Art libraries, while lagging behind other disciplines in embracing e-books, have been quick to adopt the patron-driven acquisitions (PDA or DDA) model as a way to introduce e-books on demand into their collections. Referred to as a ‘just-in-time’ practice by Stephen Arougheti in a recent article1 as opposed to the traditional ‘just-in-case’ model of acquiring books “in excess… for the potential they might someday offer,” the new model “dictates that patron demand is the primary impetus for acquisition and the purchase process remains delayed until the user requires access to the title”. Driven by a desire to keep costs down and to give patrons a more active role in collection development, libraries load records for e-books into their catalogs and mediate a loan or a purchase once a title has been selected by the user.

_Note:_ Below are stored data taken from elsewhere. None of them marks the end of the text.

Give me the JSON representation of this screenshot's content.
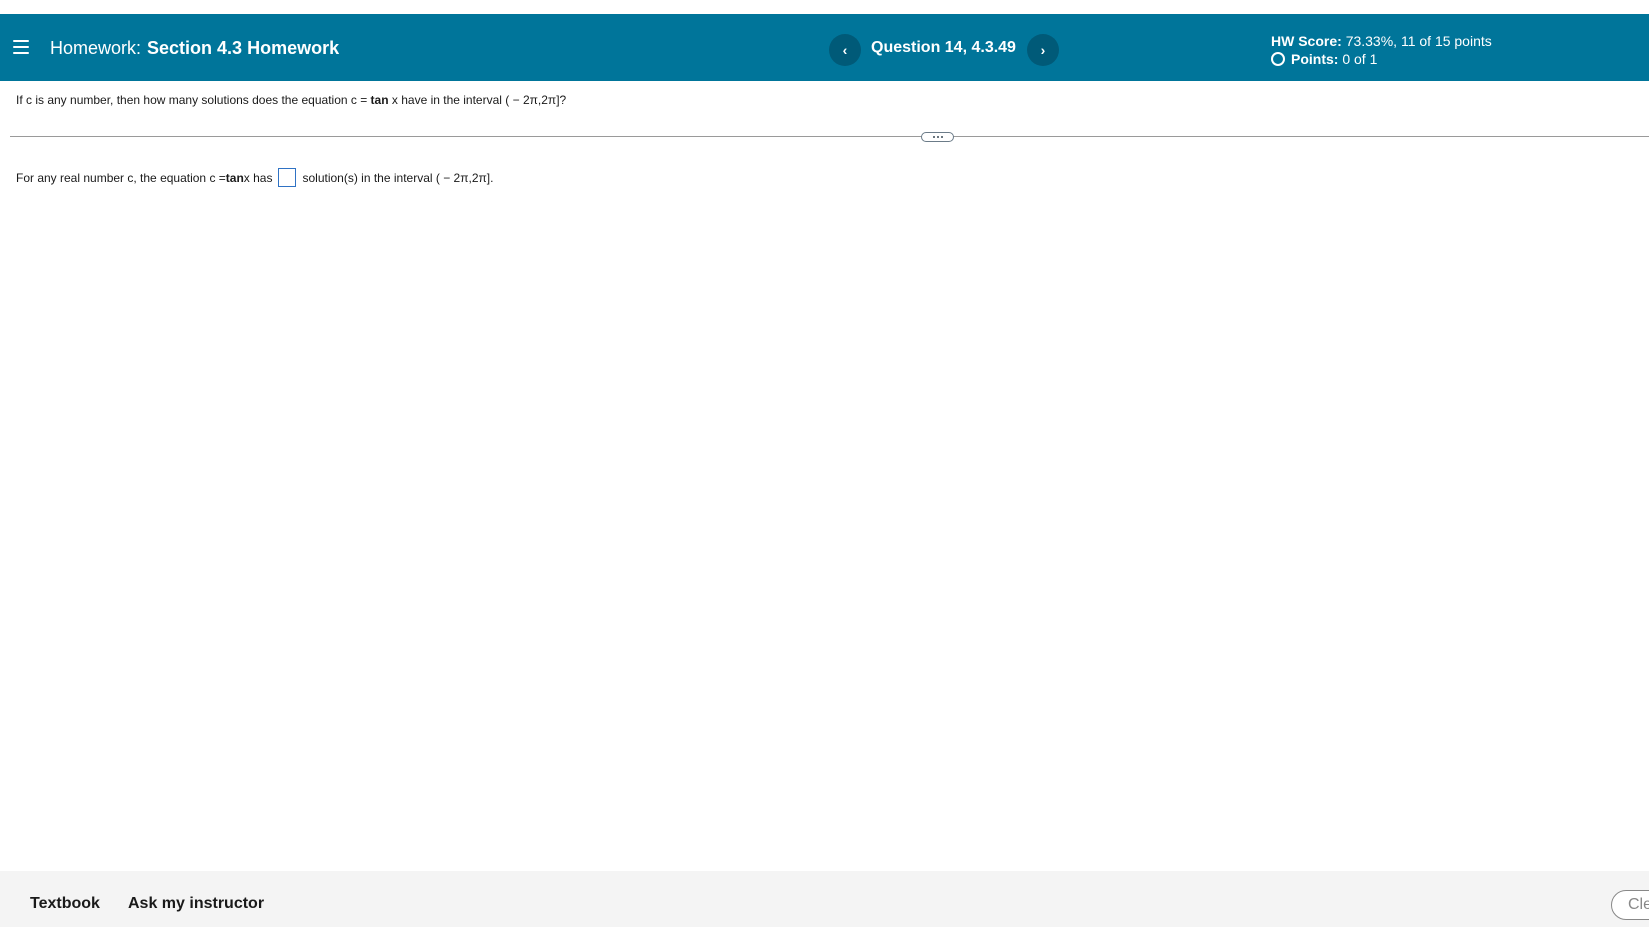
{
  "header": {
    "prefix": "Homework:",
    "title": "Section 4.3 Homework",
    "question": "Question 14, 4.3.49",
    "prev_icon": "‹",
    "next_icon": "›",
    "score_label": "HW Score:",
    "score_value": "73.33%, 11 of 15 points",
    "points_label": "Points:",
    "points_value": "0 of 1"
  },
  "question": {
    "prompt_start": "If c is any number, then how many solutions does the equation c = ",
    "prompt_tan": "tan",
    "prompt_end": " x have in the interval ( − 2π,2π]?",
    "answer_start": "For any real number c, the equation c = ",
    "answer_tan": "tan",
    "answer_mid": " x has",
    "answer_value": "",
    "answer_end": "solution(s) in the interval  ( − 2π,2π]."
  },
  "footer": {
    "textbook": "Textbook",
    "ask": "Ask my instructor",
    "clear": "Cle"
  },
  "colors": {
    "header_bg": "#00759a",
    "nav_button_bg": "#005a78",
    "footer_bg": "#f4f4f4",
    "answer_box_border": "#2f72c4"
  }
}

The Frick Art Reference Library started experimenting with PDA a year ago, choosing the E-Book Library (EBL) as its vendor. After considerable investment of staff time spent in discussions, negotiations, setting up a contract and hammering out the technical details, in 2013 ca. 35,000 EBL records were loaded into the library’s OPAC, with newly released titles added on a monthly basis. A relatively modest amount of acquisitions funds was dedicated to the project, considered an experiment and closely monitored by the librarians. A few months into the experiment we all agreed that time and money were not wasted: the project caught on with the public, albeit on a modest scale; dire predictions of a budget overrun failed to materialize; although the filtering options were not quite to our satisfaction, the users’ selections mostly fit in with the library’s scholarly scope.
Just about the time we decided that the PDA model was working, however, we were suddenly facing a new challenge: a substantial increase in the price of e-books and the costs of short-term loans. The model of delaying purchases by gauging demand first proved to be a cost-saving measure for libraries – while obviously resulting in loss of sale for the publishers. The potential for such a development has been pointed out in Joseph Esposito’s blog entry from May 2012: “An unintended consequence of PDA is that it will drive up book prices. Publishers will raise prices not only to offset the lost sales from PDA but also to offset the delay in sales for books that a library ultimately purchases. Some of these increases will be masked in the migration from print to digital formats, as the two formats have different cost structures. But PDA will inevitably make books more expensive.”2
We launched the program with the premise that the cost of a seven-day loan would average 10% of the e-book’s list price. Early in 2014 I started noticing with some alarm that the percentage of the short-term loan (STL) costs was inching up towards 20%. But the real shock came with the decision of several publishers to increase the price of the short-term loans through all aggregators as of June 1st, joined by another batch of publishers on July 1st. According to the new schedule, the 7-day loan fees increased to 45-50% – and, in some cases, 60% – of the list price, but even 1-day loans can reach 25-40% of the list price. As libraries are already acquiring e-books at a higher price than the general public does, absorbing such a steep increase of STLs into their acquisitions budgets will certainly pose a challenge.
In our library this difficulty was brought into sharp focus recently, as we received notification from our provider that the cost of a requested one-day loan would exceed 25% of the list price (a cap over which we decided to review loan requests on a case-by-case basis). The work in question happened to be a venerable classic, Sir Leonard Woolley’s “Excavations at Ur”. The list price of the e-book through our aggregator is $450; the cost of a one-day loan, $75. The Kindle version of the same edition of this work is selling for $31.69 on Amazon, and can be rented for $15.
In the burgeoning literature on the PDA model3 cost-effectiveness is mentioned as one of the leading reasons for its popularity in libraries. “Ostensibly, the just-in-case model failed due to unsustainable increases to costs and reduced acquisitions budgets,”4 according to Stephen Arougheti. Will unsustainable increases to costs threaten now the alternative just-in-time model? And will libraries backtrack on short-term loans, right as they were gaining such popularity? Although we are probably not at the tipping point yet, the tendency is certainly worrisome. If forced to withdraw from PDA plans due to the scale of increases described above, libraries will be facing a considerable loss of investment of funds and staff time.
(1) Arougheti, Stephen. “Keeping Up With… Patron Driven Acquisition”, American Library Association, June 17, 2014.
http://www.ala.org/acrl/publications/keeping_up_with/pda (Accessed July 12, 2014)
(2) Esposito, Joseph. “A Publisher’s Strategy for Patron-Driven Acquisitions (PDA)”. Blog post. The Scholarly Kitchen. WordPress.com, May 12, 2012. http://scholarlykitchen.sspnet.org/2012/05/21/a-publishers-strategy-for-patron-driven-acquisitions-pda/ (Accessed July 13, 2014)
(3) For a good overview, see: Kaczorowski, Thomas. “(E-book) Patron Driven Acquisitions (PDA): An Annotated Bibliography (2013). Staff Publications. Paper 1. http://ir.lawnet.fordham.edu/staff_publications/1 (Accessed July 12, 2014)
(4) Arougheti, op. cit.
Christina Peter, Frick Art Reference Library, July 2014.